Monday, April 19, 2004

Memory

It was a beautiful night. The sky was clear and the stars are shining. We were on our way home from a banquet, as we were driving by couple of highway exits, my husband was explaining to me, Hwy. 27 South will get to QEW, Hwy.27 North will get to Woodbine shopping Mall, etc. At that point, a flash of memory came to me. I was home with the kids when they were young. Woodbine Mall then was new and exciting. Cin was 7, Dave was 5 and I had them dressed up to go to the Mall, Cin with her big glasses, pony tails and Dave with his shorts ( chubby legs), baseball cap and away we went. The Mall has a huge beautiful decorated carousel to ride, toot-toot trains that went all over the mall, toys shops, McDonald fast food (was one of the big thing then), restaurants, all kinds of geggis stores and one of them sell stickers that have different types of smell or fragrant. All the kids were crowded over them and was a thing those days. Dave would sit in the stroller and Cin would hung on the stroller and walked beside me. They were very good and well behave, always stayed together and were never cried or fought for stuffs. Not like some kids would throw themselves onto the floor and cry. I used to let the kids take turn in choosing their favours restaurant whenever we were out.

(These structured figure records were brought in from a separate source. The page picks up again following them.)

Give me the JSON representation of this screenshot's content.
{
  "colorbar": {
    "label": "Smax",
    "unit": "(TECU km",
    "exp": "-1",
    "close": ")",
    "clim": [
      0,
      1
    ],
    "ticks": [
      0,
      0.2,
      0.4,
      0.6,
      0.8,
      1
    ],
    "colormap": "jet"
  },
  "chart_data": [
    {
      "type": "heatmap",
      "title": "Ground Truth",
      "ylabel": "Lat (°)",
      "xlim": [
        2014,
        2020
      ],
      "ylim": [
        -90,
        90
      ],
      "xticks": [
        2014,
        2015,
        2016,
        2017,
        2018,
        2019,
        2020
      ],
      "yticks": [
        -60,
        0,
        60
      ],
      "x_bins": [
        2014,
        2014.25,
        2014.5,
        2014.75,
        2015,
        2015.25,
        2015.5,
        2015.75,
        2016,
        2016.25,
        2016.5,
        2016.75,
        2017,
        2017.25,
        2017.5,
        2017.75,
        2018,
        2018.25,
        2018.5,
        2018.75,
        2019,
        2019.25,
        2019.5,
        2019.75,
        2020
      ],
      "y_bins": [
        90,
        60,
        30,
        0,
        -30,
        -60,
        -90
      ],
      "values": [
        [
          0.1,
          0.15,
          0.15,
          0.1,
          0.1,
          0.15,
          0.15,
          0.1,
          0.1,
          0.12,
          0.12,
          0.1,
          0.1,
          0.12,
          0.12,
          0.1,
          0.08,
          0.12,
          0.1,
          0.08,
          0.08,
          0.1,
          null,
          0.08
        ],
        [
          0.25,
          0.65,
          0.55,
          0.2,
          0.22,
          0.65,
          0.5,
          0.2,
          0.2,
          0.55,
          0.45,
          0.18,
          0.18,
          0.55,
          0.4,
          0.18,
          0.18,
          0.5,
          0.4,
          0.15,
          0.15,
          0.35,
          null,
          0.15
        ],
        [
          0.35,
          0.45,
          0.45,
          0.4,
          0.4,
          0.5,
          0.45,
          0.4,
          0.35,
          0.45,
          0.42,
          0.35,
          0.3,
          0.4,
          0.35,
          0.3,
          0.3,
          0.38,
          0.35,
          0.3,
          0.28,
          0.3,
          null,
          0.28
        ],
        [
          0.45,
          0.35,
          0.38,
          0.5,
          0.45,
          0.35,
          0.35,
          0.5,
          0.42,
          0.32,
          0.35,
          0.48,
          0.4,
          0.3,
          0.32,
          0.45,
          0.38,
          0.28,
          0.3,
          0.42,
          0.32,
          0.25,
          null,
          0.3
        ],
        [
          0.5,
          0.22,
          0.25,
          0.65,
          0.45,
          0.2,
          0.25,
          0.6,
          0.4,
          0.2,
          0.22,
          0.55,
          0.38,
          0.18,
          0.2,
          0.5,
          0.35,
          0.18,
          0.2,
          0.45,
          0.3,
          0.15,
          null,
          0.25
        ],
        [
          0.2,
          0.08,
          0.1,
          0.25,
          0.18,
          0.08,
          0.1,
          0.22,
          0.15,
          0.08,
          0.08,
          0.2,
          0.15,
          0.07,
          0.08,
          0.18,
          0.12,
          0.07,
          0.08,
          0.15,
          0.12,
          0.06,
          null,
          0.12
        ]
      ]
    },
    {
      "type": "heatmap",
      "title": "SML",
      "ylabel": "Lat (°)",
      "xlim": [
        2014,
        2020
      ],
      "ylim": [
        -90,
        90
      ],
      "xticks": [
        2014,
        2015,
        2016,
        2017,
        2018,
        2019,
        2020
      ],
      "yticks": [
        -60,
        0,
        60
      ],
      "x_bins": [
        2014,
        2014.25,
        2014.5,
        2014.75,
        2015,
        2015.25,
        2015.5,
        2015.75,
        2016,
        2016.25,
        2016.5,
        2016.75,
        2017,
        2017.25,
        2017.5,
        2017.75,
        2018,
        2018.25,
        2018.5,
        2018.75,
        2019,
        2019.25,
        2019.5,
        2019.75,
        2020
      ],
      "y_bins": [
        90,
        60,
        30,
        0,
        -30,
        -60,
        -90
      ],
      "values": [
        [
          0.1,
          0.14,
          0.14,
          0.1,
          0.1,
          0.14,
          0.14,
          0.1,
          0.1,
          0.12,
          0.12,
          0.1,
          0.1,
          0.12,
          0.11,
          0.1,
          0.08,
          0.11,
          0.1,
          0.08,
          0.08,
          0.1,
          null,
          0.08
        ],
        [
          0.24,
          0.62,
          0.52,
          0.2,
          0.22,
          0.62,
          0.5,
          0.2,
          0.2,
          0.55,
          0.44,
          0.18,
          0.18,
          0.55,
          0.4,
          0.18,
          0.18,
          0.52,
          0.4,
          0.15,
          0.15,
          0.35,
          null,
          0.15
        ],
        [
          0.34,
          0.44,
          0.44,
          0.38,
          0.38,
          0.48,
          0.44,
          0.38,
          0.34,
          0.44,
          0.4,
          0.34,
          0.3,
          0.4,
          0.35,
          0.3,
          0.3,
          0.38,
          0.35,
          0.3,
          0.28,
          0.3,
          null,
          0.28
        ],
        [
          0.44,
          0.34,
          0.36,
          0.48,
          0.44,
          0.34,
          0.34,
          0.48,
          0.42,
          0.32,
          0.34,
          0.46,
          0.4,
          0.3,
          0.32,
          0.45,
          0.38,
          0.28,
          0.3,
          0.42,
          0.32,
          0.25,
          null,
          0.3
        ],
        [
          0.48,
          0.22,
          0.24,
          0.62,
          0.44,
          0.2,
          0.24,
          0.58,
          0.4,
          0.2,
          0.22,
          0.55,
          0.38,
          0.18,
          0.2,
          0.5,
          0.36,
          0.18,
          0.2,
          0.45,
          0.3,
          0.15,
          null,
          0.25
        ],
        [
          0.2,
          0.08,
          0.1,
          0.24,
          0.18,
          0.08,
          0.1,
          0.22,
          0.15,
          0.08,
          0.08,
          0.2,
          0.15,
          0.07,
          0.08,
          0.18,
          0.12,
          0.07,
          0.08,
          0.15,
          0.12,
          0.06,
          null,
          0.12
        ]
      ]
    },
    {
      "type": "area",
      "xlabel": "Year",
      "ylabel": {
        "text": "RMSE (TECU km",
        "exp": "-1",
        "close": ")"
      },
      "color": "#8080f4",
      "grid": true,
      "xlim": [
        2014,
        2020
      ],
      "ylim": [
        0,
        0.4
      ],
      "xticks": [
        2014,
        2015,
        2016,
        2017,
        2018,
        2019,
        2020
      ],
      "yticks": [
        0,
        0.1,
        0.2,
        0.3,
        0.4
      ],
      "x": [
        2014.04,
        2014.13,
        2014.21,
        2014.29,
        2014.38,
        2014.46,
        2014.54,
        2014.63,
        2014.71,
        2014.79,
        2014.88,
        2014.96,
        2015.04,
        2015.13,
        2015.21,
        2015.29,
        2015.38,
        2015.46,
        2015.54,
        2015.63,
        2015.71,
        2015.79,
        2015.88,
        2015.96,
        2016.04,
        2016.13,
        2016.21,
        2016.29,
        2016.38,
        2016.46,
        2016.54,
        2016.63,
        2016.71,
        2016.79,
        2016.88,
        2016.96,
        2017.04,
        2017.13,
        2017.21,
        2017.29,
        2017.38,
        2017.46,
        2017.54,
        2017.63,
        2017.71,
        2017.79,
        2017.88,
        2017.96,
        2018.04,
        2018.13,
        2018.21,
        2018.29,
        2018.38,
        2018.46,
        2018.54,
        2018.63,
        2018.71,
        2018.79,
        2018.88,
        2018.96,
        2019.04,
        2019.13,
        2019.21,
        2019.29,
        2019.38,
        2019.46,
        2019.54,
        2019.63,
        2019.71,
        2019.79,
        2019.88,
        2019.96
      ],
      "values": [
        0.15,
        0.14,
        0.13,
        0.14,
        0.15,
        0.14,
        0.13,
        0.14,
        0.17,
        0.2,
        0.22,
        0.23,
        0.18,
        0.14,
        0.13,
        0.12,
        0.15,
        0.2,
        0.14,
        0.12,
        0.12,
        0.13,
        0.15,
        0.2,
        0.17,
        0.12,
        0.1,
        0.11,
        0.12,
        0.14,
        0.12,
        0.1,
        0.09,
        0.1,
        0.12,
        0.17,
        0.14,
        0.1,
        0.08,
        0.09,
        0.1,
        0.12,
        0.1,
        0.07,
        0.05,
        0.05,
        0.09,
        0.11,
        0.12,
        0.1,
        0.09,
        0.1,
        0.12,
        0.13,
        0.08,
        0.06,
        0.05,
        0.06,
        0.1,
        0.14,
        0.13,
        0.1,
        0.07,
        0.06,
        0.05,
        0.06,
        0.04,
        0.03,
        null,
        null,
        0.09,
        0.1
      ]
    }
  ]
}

ALWAYS, end up in McDonald. We were very closed and loved. A lady came by and told me that my kids are like “little angels”. Now, my angels are all grown up. One flew 5 thousand miles away and one hardly stayed at home. We are no long closed any more! I once read one of my angel said, “ My friends are my family!” Is that mean we are no long family any more? Are we still loved? Often wonder how families could fall apart so easily? Are we parents suppose to be perfect? What happen with those happy time together? Are they forgotten? Or am I just another selfish mother whom can not let go her children?